Posted: April 12, 2016 Contributor: administrator

Taking These Medications Can Interrupt Birth Control Coverage

The reason that the majority of us take birth control is to avoid unplanned pregnancy, right? If you aren’t looking to become pregnant, you need to be aware of the medications out there that can make the pill less effective. While a pharmacist should let you know of possible interactions, it’s also up to you to be well informed just in case this information isn’t given.

Any time you take a new medication, don’t be afraid to ask your doctor or pharmacist if there is a possible side effect that could interfere with birth control effectiveness. Here are some of the most common medications that will cause birth control side effects of lowered efficacy courtesy of Bedsider.org.

Antibiotics (Kind of…)

Now, this isn’t to say that ALL will impact your birth control, in fact most DON’T. That likely comes as a surprise, doesn’t it? Most of us have heard antibiotics interfere but apparently we may have it all wrong! There is plenty of evidence that shows the majority of antibiotics don’t have any impact at all. Often, we hear about this interaction when people are so sick (and consequently being treated with antibiotics) that they are unable to absorb their pill effectively. One antibiotic that is rarely prescribed is rifampin or rifabutin. This is commonly used for the treatment of a severe lung infection like tuberculous. If you are taking this, you will want to use a backup method of birth control, like condoms.

Mood Stabilizing Medication and Epilepsy Drugs

Anyone taking either of these medications has not only birth control effectiveness to worry about. It seems birth control can make these medications less effective as well. For instance, the medications used to treat epilepsy as well as bipolar disorder fall into the categories of Barbituates, Carbamazepine, Oxcarbazepine, Phenytoin, Primidone, Topiramate, Felbamate, and Lamotrigine. These are known to cause birth control effectiveness to drop.
In addition, those who are taking epilepsy medication to prevent seizures may actually be more likely to have them if they are on the pill. Those on bipolar medication may also have a depressive or manic episode if they are on the pill.

HIV Medications

Certain HIV medications can increase the chance of becoming pregnant on the pill. Examples include Nevirapine and Nelfinavir- and Ritonavir-boosted protease inhibitors (Darunavir, Fosamprenavir, Lopinavir, Tipranavir.

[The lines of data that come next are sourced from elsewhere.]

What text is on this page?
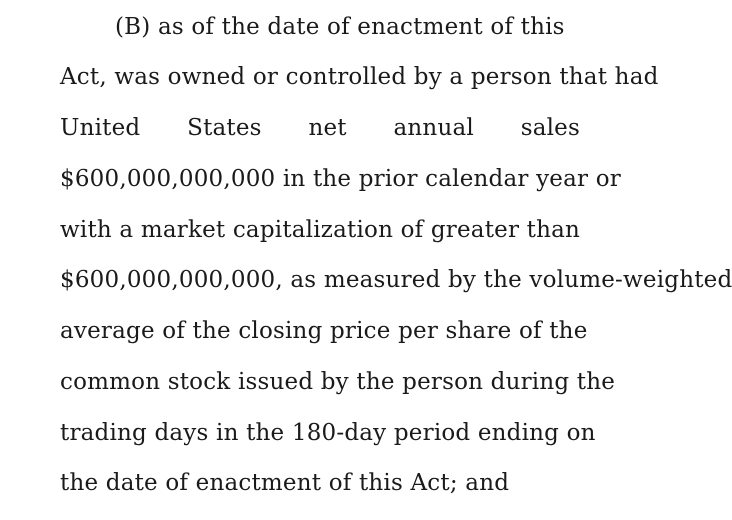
(B) as of the date of enactment of this
Act, was owned or controlled by a person that had
United States net annual sales
$600,000,000,000 in the prior calendar year or
with a market capitalization of greater than
$600,000,000,000, as measured by the volume-weighted
average of the closing price per share of the
common stock issued by the person during the
trading days in the 180-day period ending on
the date of enactment of this Act; and
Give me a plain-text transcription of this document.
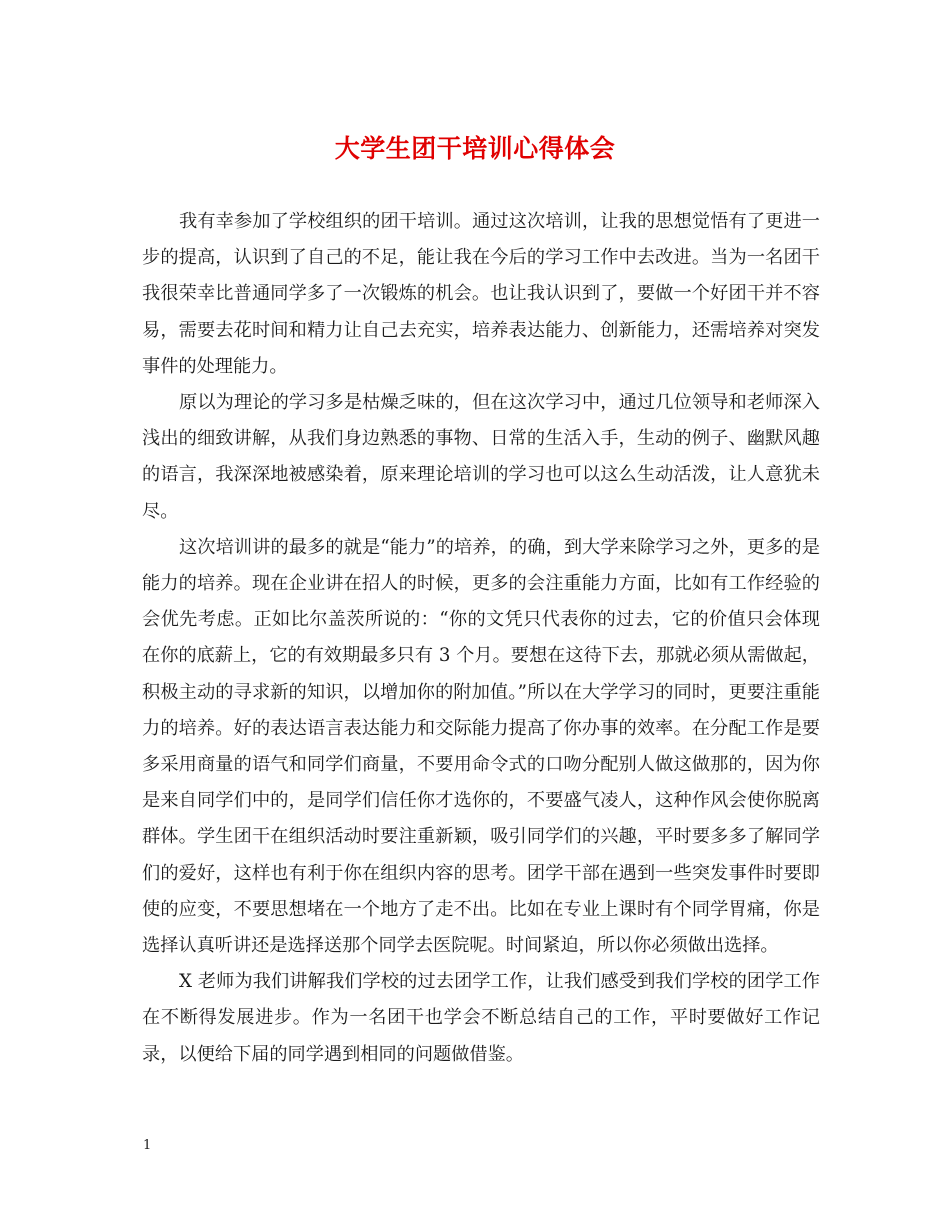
大学生团干培训心得体会

我有幸参加了学校组织的团干培训。通过这次培训，让我的思想觉悟有了更进一步的提高，认识到了自己的不足，能让我在今后的学习工作中去改进。当为一名团干我很荣幸比普通同学多了一次锻炼的机会。也让我认识到了，要做一个好团干并不容易，需要去花时间和精力让自己去充实，培养表达能力、创新能力，还需培养对突发事件的处理能力。

原以为理论的学习多是枯燥乏味的，但在这次学习中，通过几位领导和老师深入浅出的细致讲解，从我们身边熟悉的事物、日常的生活入手，生动的例子、幽默风趣的语言，我深深地被感染着，原来理论培训的学习也可以这么生动活泼，让人意犹未尽。

这次培训讲的最多的就是“能力”的培养，的确，到大学来除学习之外，更多的是能力的培养。现在企业讲在招人的时候，更多的会注重能力方面，比如有工作经验的会优先考虑。正如比尔盖茨所说的：“你的文凭只代表你的过去，它的价值只会体现在你的底薪上，它的有效期最多只有 3 个月。要想在这待下去，那就必须从需做起，积极主动的寻求新的知识，以增加你的附加值。”所以在大学学习的同时，更要注重能力的培养。好的表达语言表达能力和交际能力提高了你办事的效率。在分配工作是要多采用商量的语气和同学们商量，不要用命令式的口吻分配别人做这做那的，因为你是来自同学们中的，是同学们信任你才选你的，不要盛气凌人，这种作风会使你脱离群体。学生团干在组织活动时要注重新颖，吸引同学们的兴趣，平时要多多了解同学们的爱好，这样也有利于你在组织内容的思考。团学干部在遇到一些突发事件时要即使的应变，不要思想堵在一个地方了走不出。比如在专业上课时有个同学胃痛，你是选择认真听讲还是选择送那个同学去医院呢。时间紧迫，所以你必须做出选择。

X 老师为我们讲解我们学校的过去团学工作，让我们感受到我们学校的团学工作在不断得发展进步。作为一名团干也学会不断总结自己的工作，平时要做好工作记录，以便给下届的同学遇到相同的问题做借鉴。

1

If you are taking any HIV medication, check with your doctor. Not all antiretroviral medications will have an impact.

St. John’s Wort

This herbal remedy is often used to treat depression, anxiety or insomnia. What many don’t know is that by taking it, the levels of estrogen and progestin in the pill are reduced by nearly 15%! If you are aware of this and still want to remain on St. John’s Wort, you might want to switch to a non-hormonal method of birth control to avoid accidental pregnancy.